Scikit学习-决策树 (Scikit Learn - Decision Trees)

In this chapter, we will learn about learning method in Sklearn which is termed as decision trees.

在本章中,我们将学习称为决策树的Sklearn中的学习方法。

Decisions tress (DTs) are the most powerful non-parametric supervised learning method. They can be used for the classification and regression tasks. The main goal of DTs is to create a model predicting target variable value by learning simple decision rules deduced from the data features. Decision trees have two main entities; one is root node, where the data splits, and other is decision nodes or leaves, where we got final output.

决策树(DTs)是最强大的非参数监督学习方法。 它们可用于分类和回归任务。 DT的主要目标是通过学习从数据特征推导出的简单决策规则来创建预测目标变量值的模型。 决策树有两个主要实体。 一个是根节点,数据在其中拆分,另一个是决策节点或叶子,在此处获得最终输出。

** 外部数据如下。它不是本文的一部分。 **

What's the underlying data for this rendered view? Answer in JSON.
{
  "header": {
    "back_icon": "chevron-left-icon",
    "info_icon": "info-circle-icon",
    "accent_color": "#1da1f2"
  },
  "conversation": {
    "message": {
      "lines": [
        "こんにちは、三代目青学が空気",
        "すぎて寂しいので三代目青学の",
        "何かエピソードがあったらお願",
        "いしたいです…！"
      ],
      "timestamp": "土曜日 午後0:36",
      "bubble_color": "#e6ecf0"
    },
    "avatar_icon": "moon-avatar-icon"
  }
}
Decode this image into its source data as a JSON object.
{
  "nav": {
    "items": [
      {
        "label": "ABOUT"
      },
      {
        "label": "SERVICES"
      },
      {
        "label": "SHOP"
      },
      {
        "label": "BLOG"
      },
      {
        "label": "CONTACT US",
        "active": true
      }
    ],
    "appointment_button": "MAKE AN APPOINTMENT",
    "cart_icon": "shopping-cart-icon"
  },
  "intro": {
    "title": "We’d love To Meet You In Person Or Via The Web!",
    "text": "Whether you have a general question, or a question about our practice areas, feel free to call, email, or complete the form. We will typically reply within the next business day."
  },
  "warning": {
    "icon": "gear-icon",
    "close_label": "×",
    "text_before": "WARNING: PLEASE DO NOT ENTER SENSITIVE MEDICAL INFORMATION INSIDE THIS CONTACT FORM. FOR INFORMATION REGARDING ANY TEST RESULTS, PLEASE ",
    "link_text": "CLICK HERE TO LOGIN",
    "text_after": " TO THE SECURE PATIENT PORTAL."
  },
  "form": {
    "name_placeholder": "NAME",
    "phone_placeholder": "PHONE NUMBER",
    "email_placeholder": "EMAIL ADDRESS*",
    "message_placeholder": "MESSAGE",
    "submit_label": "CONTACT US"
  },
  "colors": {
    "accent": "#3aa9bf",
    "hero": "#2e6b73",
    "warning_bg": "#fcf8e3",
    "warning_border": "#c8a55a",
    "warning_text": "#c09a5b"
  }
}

决策树算法 (Decision Tree Algorithms)

Different Decision Tree algorithms are explained below −

下面解释了不同的决策树算法-

ID3 (ID3)

It was developed by Ross Quinlan in 1986. It is also called Iterative Dichotomiser 3. The main goal of this algorithm is to find those categorical features, for every node, that will yield the largest information gain for categorical targets.

它由Ross Quinlan在1986年开发。它也称为迭代二分法3。此算法的主要目标是为每个节点找到那些分类特征,这些分类特征将为分类目标产生最大的信息增益。

It lets the tree to be grown to their maximum size and then to improve the tree’s ability on unseen data, applies a pruning step. The output of this algorithm would be a multiway tree.

它使树生长到最大大小,然后为了提​​高树在看不见数据上的能力,请执行修剪步骤。 该算法的输出将是多路树。

C4.5 (C4.5)

It is the successor to ID3 and dynamically defines a discrete attribute that partition the continuous attribute value into a discrete set of intervals. That’s the reason it removed the restriction of categorical features. It converts the ID3 trained tree into sets of ‘IF-THEN’ rules.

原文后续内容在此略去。